780Tu peux dire, il est vrai, que certains changements,
Des mélanges nouveaux, un ordre qui diffère,
Certains germes acquis ou perdus, ont pu faire
D’une teinte assombrie une blancheur de lait.
En effet, si la mer immense ne roulait
Que des atomes bleus, comment blanchirait-elle ?
Quel choc altérerait leur couleur naturelle ?
Tu pourrais les troubler de fond en comble, mais
Les teindre en argent pur, mais les blanchir, jamais.

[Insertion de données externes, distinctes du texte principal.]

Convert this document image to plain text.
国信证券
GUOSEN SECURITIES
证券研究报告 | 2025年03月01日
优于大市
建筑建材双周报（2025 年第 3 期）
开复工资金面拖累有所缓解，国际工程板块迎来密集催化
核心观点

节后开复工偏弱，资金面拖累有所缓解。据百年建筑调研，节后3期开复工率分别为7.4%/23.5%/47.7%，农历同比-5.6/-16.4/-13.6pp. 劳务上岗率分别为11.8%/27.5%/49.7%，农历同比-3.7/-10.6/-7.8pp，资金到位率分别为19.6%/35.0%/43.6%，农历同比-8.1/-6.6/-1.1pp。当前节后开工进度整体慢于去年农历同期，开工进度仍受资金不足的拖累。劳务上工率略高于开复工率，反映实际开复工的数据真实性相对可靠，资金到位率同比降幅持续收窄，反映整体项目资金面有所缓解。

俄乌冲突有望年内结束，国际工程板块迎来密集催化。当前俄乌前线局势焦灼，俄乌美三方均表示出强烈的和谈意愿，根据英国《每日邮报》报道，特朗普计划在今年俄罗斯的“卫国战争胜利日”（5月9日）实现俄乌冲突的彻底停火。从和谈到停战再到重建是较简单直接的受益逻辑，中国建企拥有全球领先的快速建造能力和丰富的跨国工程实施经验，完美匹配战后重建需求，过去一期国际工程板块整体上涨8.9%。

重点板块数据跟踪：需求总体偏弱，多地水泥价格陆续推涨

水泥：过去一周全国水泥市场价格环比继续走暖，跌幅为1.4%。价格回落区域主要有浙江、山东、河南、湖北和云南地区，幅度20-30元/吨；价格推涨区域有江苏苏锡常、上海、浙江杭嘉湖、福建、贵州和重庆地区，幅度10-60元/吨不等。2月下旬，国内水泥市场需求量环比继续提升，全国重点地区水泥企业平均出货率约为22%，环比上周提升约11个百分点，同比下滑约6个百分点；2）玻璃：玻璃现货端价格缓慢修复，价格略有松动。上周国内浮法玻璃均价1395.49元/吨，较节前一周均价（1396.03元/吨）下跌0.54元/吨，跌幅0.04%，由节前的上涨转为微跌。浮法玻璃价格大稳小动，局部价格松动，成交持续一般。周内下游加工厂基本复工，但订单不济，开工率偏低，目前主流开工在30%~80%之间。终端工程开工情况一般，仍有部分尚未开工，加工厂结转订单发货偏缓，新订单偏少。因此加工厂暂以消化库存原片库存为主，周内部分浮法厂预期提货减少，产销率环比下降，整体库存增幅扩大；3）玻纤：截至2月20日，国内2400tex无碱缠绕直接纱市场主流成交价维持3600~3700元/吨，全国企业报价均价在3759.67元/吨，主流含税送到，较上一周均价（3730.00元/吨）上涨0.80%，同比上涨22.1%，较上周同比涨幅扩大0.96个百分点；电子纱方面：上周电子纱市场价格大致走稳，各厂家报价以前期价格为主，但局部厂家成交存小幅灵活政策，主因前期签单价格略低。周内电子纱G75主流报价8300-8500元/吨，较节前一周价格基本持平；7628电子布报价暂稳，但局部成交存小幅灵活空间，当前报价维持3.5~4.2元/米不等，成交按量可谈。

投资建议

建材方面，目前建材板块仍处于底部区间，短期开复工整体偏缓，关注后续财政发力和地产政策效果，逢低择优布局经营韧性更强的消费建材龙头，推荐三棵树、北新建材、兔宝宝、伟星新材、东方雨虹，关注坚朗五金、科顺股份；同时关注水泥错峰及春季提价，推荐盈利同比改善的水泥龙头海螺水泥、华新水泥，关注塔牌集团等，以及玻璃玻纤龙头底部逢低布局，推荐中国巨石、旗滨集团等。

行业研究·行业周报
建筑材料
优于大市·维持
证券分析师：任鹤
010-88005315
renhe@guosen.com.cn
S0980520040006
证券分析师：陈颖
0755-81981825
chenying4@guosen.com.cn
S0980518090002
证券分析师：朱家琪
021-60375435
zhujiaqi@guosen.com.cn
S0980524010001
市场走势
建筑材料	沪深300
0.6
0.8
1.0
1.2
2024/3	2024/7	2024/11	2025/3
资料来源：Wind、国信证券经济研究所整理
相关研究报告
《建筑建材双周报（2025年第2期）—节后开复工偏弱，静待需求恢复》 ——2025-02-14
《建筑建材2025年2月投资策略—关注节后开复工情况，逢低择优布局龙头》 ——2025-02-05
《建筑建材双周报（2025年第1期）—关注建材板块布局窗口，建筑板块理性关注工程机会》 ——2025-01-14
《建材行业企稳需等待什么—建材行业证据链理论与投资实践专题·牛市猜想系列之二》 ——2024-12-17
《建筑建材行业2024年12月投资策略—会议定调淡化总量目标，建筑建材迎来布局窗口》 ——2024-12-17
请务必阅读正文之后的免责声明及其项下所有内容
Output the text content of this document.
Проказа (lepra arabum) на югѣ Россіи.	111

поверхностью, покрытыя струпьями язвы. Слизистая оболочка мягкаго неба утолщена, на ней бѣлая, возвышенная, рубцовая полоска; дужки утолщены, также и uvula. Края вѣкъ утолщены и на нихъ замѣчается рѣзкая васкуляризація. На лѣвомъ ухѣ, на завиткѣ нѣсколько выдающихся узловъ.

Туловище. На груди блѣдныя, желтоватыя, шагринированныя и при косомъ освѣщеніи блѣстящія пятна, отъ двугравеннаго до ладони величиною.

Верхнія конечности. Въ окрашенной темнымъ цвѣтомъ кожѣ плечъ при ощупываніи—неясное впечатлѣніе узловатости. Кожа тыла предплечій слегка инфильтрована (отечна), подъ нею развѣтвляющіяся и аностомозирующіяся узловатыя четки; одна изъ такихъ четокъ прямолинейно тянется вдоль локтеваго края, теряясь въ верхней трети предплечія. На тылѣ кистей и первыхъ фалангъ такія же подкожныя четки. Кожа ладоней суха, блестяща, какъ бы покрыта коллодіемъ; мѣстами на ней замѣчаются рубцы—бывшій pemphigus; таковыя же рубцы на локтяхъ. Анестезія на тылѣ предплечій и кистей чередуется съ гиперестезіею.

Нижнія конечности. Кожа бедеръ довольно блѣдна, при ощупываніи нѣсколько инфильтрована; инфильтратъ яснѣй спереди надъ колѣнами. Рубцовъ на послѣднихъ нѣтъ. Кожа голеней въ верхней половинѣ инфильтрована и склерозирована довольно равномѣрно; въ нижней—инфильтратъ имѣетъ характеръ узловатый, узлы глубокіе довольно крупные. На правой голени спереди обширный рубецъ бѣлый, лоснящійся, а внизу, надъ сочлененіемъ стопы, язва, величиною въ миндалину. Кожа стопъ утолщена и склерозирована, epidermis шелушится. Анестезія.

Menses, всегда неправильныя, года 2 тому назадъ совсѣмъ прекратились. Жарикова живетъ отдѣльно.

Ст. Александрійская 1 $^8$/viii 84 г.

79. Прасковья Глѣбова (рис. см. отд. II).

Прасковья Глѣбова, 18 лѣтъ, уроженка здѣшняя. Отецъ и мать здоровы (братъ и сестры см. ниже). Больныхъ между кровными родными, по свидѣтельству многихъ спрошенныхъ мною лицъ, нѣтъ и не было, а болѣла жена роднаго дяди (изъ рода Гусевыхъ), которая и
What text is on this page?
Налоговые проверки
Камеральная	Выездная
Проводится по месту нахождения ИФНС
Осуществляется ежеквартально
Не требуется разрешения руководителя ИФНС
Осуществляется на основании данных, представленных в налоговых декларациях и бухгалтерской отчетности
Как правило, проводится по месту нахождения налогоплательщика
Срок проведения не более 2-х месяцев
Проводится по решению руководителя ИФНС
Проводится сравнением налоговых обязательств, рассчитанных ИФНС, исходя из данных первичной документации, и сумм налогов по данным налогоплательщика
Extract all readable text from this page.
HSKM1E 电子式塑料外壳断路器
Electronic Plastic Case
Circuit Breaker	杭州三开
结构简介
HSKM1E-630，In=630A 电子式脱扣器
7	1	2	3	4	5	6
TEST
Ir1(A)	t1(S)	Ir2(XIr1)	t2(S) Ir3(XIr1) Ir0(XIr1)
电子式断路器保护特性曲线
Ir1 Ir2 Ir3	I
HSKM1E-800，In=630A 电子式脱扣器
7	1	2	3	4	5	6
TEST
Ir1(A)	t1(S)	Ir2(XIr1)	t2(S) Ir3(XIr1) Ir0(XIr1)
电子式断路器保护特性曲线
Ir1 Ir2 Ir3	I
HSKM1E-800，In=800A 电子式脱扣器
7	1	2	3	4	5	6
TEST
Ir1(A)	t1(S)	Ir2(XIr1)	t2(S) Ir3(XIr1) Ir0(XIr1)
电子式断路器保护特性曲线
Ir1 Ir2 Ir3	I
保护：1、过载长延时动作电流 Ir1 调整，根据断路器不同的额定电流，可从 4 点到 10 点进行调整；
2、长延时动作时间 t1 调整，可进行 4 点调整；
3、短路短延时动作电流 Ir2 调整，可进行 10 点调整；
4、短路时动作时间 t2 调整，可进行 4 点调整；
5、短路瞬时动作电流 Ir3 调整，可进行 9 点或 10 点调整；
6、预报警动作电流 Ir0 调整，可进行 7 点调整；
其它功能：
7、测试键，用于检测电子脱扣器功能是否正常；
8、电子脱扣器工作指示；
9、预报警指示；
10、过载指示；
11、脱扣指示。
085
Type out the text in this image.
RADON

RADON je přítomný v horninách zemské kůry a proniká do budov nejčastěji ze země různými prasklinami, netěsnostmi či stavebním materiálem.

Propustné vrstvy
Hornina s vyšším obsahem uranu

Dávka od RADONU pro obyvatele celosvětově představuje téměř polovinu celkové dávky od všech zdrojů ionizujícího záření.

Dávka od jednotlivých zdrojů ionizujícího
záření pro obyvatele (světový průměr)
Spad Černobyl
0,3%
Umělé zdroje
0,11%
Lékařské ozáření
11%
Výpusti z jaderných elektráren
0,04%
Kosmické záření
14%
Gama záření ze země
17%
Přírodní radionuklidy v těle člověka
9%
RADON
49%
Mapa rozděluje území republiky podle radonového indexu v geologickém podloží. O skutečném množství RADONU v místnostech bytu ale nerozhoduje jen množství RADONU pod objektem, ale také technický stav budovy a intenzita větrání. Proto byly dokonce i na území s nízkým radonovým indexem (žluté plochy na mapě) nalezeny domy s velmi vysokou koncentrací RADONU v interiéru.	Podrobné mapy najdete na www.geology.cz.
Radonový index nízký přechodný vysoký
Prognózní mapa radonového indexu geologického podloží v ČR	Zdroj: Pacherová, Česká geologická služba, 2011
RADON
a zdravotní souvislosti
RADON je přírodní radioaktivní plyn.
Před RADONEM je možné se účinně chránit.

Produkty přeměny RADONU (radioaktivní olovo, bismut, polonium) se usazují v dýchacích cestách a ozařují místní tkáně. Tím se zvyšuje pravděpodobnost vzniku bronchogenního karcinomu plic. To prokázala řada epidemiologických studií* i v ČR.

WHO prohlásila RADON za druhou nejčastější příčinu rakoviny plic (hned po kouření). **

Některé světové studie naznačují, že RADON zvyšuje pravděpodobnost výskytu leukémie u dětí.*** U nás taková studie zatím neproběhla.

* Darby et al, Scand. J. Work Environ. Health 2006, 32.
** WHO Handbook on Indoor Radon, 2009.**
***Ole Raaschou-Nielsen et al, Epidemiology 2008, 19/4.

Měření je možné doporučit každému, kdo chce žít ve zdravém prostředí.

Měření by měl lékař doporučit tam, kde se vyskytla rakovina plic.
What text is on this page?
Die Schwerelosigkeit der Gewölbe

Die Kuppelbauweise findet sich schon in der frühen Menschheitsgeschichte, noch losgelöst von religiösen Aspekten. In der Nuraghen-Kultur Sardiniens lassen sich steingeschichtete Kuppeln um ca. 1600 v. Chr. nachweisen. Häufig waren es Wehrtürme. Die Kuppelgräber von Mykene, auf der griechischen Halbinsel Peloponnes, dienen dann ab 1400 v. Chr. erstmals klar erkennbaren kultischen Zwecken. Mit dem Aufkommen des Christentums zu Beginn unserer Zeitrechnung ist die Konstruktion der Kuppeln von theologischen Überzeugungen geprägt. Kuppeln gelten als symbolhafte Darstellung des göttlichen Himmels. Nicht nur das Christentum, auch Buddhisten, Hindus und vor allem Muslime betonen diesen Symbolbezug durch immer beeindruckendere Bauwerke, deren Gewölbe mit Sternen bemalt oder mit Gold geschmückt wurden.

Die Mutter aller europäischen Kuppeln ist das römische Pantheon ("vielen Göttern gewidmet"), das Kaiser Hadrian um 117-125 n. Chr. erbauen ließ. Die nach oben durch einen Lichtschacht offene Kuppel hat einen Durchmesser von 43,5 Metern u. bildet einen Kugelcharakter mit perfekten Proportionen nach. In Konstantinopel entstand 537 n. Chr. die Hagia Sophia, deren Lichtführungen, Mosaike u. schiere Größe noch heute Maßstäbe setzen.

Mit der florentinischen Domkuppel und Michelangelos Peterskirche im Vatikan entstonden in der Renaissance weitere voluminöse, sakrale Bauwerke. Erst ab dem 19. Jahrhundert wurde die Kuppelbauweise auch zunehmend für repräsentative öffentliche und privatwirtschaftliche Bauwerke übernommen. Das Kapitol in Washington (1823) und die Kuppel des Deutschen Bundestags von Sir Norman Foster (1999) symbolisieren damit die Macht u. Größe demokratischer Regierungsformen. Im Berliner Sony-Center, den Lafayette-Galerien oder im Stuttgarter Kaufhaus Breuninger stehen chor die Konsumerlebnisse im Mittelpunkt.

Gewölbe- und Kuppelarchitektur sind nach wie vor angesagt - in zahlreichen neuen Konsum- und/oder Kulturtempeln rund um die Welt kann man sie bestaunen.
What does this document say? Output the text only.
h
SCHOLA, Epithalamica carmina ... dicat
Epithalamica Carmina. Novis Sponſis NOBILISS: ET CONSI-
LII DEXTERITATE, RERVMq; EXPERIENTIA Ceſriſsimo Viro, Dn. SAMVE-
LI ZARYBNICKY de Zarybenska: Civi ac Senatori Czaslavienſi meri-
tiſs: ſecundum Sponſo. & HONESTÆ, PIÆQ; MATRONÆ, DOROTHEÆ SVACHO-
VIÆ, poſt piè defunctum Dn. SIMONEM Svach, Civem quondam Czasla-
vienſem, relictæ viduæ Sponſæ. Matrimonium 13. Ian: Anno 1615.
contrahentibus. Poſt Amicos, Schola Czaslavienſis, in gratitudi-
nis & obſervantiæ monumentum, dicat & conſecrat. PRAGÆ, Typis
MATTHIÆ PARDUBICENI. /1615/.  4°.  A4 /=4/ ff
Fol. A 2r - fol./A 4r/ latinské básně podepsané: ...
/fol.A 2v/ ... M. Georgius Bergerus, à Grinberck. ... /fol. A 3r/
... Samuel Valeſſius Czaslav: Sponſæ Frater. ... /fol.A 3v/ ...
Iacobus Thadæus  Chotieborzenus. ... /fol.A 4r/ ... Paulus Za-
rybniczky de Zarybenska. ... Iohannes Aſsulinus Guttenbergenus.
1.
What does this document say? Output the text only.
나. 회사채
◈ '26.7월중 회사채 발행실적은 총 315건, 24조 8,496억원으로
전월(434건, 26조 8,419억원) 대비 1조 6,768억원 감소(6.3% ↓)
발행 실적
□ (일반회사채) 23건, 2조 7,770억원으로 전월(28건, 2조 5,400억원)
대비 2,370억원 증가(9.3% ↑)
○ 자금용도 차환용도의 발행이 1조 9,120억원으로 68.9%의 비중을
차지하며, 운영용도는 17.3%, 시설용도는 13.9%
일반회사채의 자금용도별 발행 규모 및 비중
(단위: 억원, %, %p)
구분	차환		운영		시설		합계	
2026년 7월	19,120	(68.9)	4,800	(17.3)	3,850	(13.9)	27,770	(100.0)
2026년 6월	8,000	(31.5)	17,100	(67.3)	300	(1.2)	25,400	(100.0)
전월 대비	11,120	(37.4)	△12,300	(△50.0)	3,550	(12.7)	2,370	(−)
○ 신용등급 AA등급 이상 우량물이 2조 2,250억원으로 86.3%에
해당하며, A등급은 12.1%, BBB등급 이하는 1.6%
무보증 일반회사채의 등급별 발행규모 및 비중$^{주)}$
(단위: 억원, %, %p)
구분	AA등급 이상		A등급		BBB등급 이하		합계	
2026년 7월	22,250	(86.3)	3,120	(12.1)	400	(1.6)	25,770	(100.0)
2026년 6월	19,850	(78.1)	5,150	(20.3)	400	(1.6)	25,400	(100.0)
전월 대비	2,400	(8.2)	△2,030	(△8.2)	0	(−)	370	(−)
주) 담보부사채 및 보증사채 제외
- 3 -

Or, si l’aspect des mers, en son unité sombre,
Admet des éléments teints de couleurs sans nombre,
Comme un cercle, un carré, parfait en soi, comprend
Maint fragment étranger, maint type différent ;
Il faudra que, du moins, les teintes partielles
Apparaissent aux yeux, distinctes et réelles,
Dans toute couleur franche et dans le bleu des mers,
Comme font d’un carré les composants divers.

Encor peut-on grouper vingt figures en une
Sans changer le contour de la forme commune ;
Mais vingt tons détruiraient l’unité de couleur.
800La raison dont parfois l’apparente valeur
Nous porte à colorer les principes des choses
Tombe, et n’en disparaît que mieux, si tu supposes
Que les corps blancs ou noirs ne sont pas nets et purs,
Faits chacun d’éléments tous blancs ou tous obscurs,
Si tu ne vois en eux qu’un concours de nuances.